In case you didn't know,
you started this business.
My Rome,
My Omega -
My beautiful.

I used to reach for words,
now I try just to keep them at arm's length.
They buzz,
they burn.

In case they didn't know,
you belong to no one,
but sometimes to me.
My Asia,
My wanderer - 
My fated.

And when I write the perfect words,
and the metre is just right,
then maybe you'll belong to me again
(or else the pen runs dry - and the poet dies).


----------



## thesarafurter (Feb 24, 2009)

Keep Writing

Catharsis, emotions forced on page
Skin peeling, feelings dissected
with meter, rhyme
rhythm, alliteration
No satisfaction;
Keep writing.

Hoping, one day words will be enough
Complex emotions captured
projected, rejected,
refuted, reflected
Until the page bleeds with truth
Keep writing.


----------



## Olly Buckle (Feb 25, 2009)

Acrostic


*B*aring my soul for others to see
*E*nlisting words to set ideas free
*I*mploring, cajoling, instilling a notion
*N*ever at rest, mind always in motion
*G*yrating and spinning for all it’s worth
*A*nother description is coming to birth
*P*ortraying a sound, a sight and the smell
*O*r else the emotions, the things that I feel
*E*ntering in to the spirit of the thing
*T*urning a word for the joy it will bring


----------



## jpatricklemarr (Feb 26, 2009)

*Stark Reality*

Misrepresented
by my 26 darlings who refuse
to bend – 
to lend this pen
credibility.

I slide the darkness
across recycled nothing and become
their god – 
a fraud and fool
without utility.


----------



## silverfoxgirl (Feb 26, 2009)

a poem
  by tomorrow.
  a poem in a
  box
  made of requirements
  deadlines
  rubrics 
  and word counts.
  i prick my finger
  write it in my
  blood so that
  she carries a
  part of my soul.
  poem flitters
  screams 
  i force her into
  the box.
  no air holes
  she suffocates
  and the part of
  me inside her
  dies.


----------



## Olly Buckle (Mar 10, 2009)

I am sorry folks, I have over run this again, poems submitted to this thread will no longer count in the contest which is now closed.
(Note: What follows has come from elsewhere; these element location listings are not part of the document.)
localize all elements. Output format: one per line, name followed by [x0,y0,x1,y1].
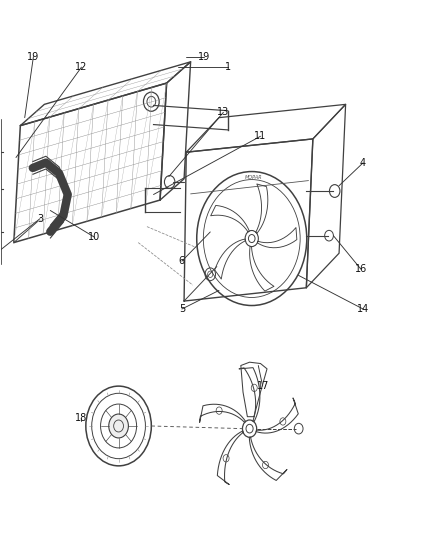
Text: 19: 19 [198,52,210,61]
Text: 13: 13 [217,107,230,117]
Text: 4: 4 [360,158,366,168]
Text: 1: 1 [225,62,231,72]
Circle shape [109,414,128,438]
Text: 17: 17 [257,381,269,391]
Circle shape [243,420,257,437]
Text: 19: 19 [27,52,39,61]
Text: 11: 11 [254,131,267,141]
Text: 14: 14 [357,304,369,314]
Text: 12: 12 [75,62,88,72]
Text: 18: 18 [75,413,88,423]
Text: MOPAR: MOPAR [245,175,263,180]
Text: 16: 16 [355,264,367,274]
Text: 6: 6 [179,256,185,266]
Circle shape [245,230,258,247]
Text: 5: 5 [179,304,185,314]
Text: 3: 3 [37,214,43,224]
Text: 10: 10 [88,232,101,243]
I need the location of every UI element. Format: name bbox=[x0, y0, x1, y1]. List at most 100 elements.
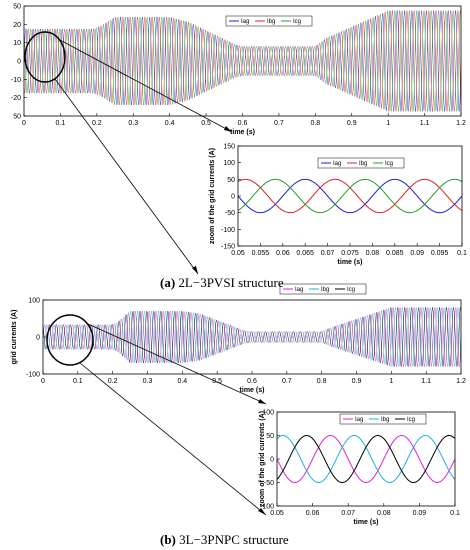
y-tick-label: -50 bbox=[225, 210, 235, 217]
y-tick-label: 100 bbox=[262, 410, 274, 417]
x-axis-label: time (s) bbox=[354, 519, 379, 526]
series-iag-line bbox=[24, 10, 461, 112]
caption-b: (b) 3L−3PNPC structure bbox=[160, 532, 289, 547]
y-tick-label: 150 bbox=[223, 144, 235, 151]
series-icg-line bbox=[24, 10, 461, 112]
y-tick-label: 0 bbox=[231, 194, 235, 201]
x-tick-label: 1.1 bbox=[420, 120, 430, 127]
legend-label: Ibg bbox=[267, 19, 275, 25]
legend-label: Ibg bbox=[359, 161, 367, 167]
series-iag-line bbox=[43, 307, 461, 367]
legend-label: Iag bbox=[333, 161, 341, 167]
x-tick-label: 0.8 bbox=[317, 378, 327, 385]
x-tick-label: 0.9 bbox=[352, 378, 362, 385]
series-icg-line bbox=[238, 178, 462, 214]
legend-label: Icg bbox=[385, 161, 393, 167]
zoom-arrow-a-top bbox=[59, 39, 233, 133]
y-tick-label: 50 bbox=[13, 4, 21, 11]
y-tick-label: 50 bbox=[266, 433, 274, 440]
x-tick-label: 0.05 bbox=[270, 510, 284, 517]
y-tick-label: 50 bbox=[13, 114, 21, 121]
legend-label: Ibg bbox=[381, 417, 389, 423]
y-tick-label: 0 bbox=[17, 59, 21, 66]
x-tick-label: 0.06 bbox=[276, 250, 290, 257]
y-axis-label: zoom of the grid currents (A) bbox=[259, 411, 266, 507]
x-tick-label: 0.05 bbox=[231, 250, 245, 257]
x-tick-label: 0.5 bbox=[212, 378, 222, 385]
x-tick-label: 0.3 bbox=[128, 120, 138, 127]
x-tick-label: 1 bbox=[389, 378, 393, 385]
plot-a-main: 0 0.1 0.2 0.3 0.4 0.5 0.6 0.7 0.8 0.9 1 1.1 1.2 50 20 1… bbox=[11, 4, 466, 137]
x-tick-label: 0.06 bbox=[306, 510, 320, 517]
legend-label: Iag bbox=[241, 19, 249, 25]
x-tick-label: 0.5 bbox=[201, 120, 211, 127]
x-tick-label: 0.1 bbox=[450, 510, 460, 517]
x-tick-label: 0.055 bbox=[252, 250, 270, 257]
x-tick-label: 1.2 bbox=[456, 378, 466, 385]
legend-label: Icg bbox=[347, 287, 355, 293]
zoom-arrow-a-bottom bbox=[54, 78, 199, 275]
y-tick-label: 0 bbox=[270, 457, 274, 464]
y-tick-label: 100 bbox=[223, 160, 235, 167]
plot-b-main: 0 0.1 0.2 0.3 0.4 0.5 0.6 0.7 0.8 0.9 1 1.1 1.21000-… bbox=[11, 283, 466, 394]
x-axis-label: time (s) bbox=[338, 259, 363, 266]
y-axis-label: zoom of the grid currents (A) bbox=[209, 148, 216, 244]
legend-box bbox=[279, 283, 367, 295]
x-tick-label: 0.3 bbox=[143, 378, 153, 385]
x-tick-label: 0.1 bbox=[56, 120, 66, 127]
x-tick-label: 0.4 bbox=[165, 120, 175, 127]
y-tick-label: -100 bbox=[260, 504, 274, 511]
zoom-ellipse-b bbox=[46, 314, 94, 366]
x-tick-label: 1.1 bbox=[421, 378, 431, 385]
legend-box bbox=[339, 413, 427, 425]
zoom-arrow-b-top bbox=[87, 323, 267, 405]
caption-a: (a) 2L−3PVSI structure bbox=[160, 275, 284, 290]
x-tick-label: 0.1 bbox=[457, 250, 467, 257]
x-tick-label: 0.2 bbox=[92, 120, 102, 127]
y-tick-label: -150 bbox=[221, 244, 235, 251]
y-tick-label: 0 bbox=[36, 335, 40, 342]
y-tick-label: 10 bbox=[13, 40, 21, 47]
y-tick-label: -10 bbox=[11, 77, 21, 84]
x-tick-label: 0.6 bbox=[247, 378, 257, 385]
x-tick-label: 0.095 bbox=[431, 250, 449, 257]
legend-label: Iag bbox=[295, 287, 303, 293]
y-tick-label: -100 bbox=[221, 227, 235, 234]
x-tick-label: 0.4 bbox=[177, 378, 187, 385]
x-tick-label: 0.9 bbox=[347, 120, 357, 127]
x-tick-label: 0 bbox=[41, 378, 45, 385]
legend-label: Ibg bbox=[321, 287, 329, 293]
plot-frame bbox=[276, 411, 456, 507]
x-axis-label: time (s) bbox=[240, 387, 265, 394]
y-tick-label: -20 bbox=[11, 95, 21, 102]
x-tick-label: 0.6 bbox=[238, 120, 248, 127]
x-tick-label: 0.065 bbox=[296, 250, 314, 257]
legend-label: Icg bbox=[293, 19, 301, 25]
plot-b-zoom: 0.05 0.06 0.07 0.08 0.09 0.1 100 50 0 -50 -100 time… bbox=[259, 410, 460, 527]
x-tick-label: 0.07 bbox=[321, 250, 335, 257]
x-tick-label: 0.1 bbox=[73, 378, 83, 385]
x-tick-label: 0.08 bbox=[366, 250, 380, 257]
y-tick-label: 50 bbox=[227, 177, 235, 184]
x-tick-label: 0.07 bbox=[341, 510, 355, 517]
x-tick-label: 0.09 bbox=[410, 250, 424, 257]
x-tick-label: 0.7 bbox=[282, 378, 292, 385]
legend-box bbox=[317, 157, 405, 169]
zoom-ellipse-a bbox=[24, 31, 66, 83]
series-iag-line bbox=[277, 434, 455, 484]
x-tick-label: 0.09 bbox=[413, 510, 427, 517]
x-tick-label: 1 bbox=[386, 120, 390, 127]
series-icg-line bbox=[43, 307, 461, 367]
y-tick-label: -100 bbox=[26, 372, 40, 379]
x-tick-label: 0 bbox=[22, 120, 26, 127]
legend-label: Icg bbox=[407, 417, 415, 423]
y-tick-label: 20 bbox=[13, 22, 21, 29]
series-ibg-line bbox=[43, 307, 461, 367]
zoom-arrow-b-bottom bbox=[79, 362, 267, 516]
y-tick-label: -50 bbox=[264, 480, 274, 487]
x-tick-label: 0.7 bbox=[274, 120, 284, 127]
series-ibg-line bbox=[24, 10, 461, 112]
legend-label: Iag bbox=[355, 417, 363, 423]
x-tick-label: 0.075 bbox=[341, 250, 359, 257]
If anyone would like to comment the thread remains open for that. I am not going to put a poll on the thread for the moment, the last contest attracted only two votes and resulted in a tie so I am waiting to see if there is any response to my post in the Bard's Bistro first. One suggestion, "It matters not who won or lost..." rather than a winner I ask all the contestants to give me a subject choice and then I choose from among them, or set up a poll for a day or two so you can choose, but would anybody vote?

On the poems:- It surprised me how many of them were to do with writer's block, is this part of the appeal of the contest, not having to decide what to write about?
silverfoxgirl:- I love the way you personify the poem and make 'her' female.
iDrew:- That is truly erotic. Not in any sort of forced or manipulative way, but loving, I like very much.
gagoots:- Loved it up to the last line, then I wanted it to be 'Or the pen runs dry, and the poet dies', the 'else' and '-' seemed too 'flowery' and upset the rhythm for me. 
StealSniper:- Poking open non existent cactus plants, lovely. A little more care with presentation wanted, an I'll not capitalised and 'The only way' must be 'is' not 'are'.

I really enjoy seeing all the different takes on the subject and there are lots of really good images, thank you everyone.


----------



## Chesters Daughter (Mar 12, 2009)

Dear Olly, How are we supposed to vote? Are you setting up a poll or are we going to post a reply to the thread stating our choice as we did with "Birth"?


----------



## Olly Buckle (Mar 13, 2009)

After the experience with the poll on the RTA thread where we only had one vote cast for the first 13 days and then a second one to tie the result in the last few hours of the poll I wondered if we might try something else (see the post above and the one in the Bard's bistro). I will give it until the weekend, when people have more time to make comments, and put a poll on on Sunday or Monday if there are no other suggestions.


----------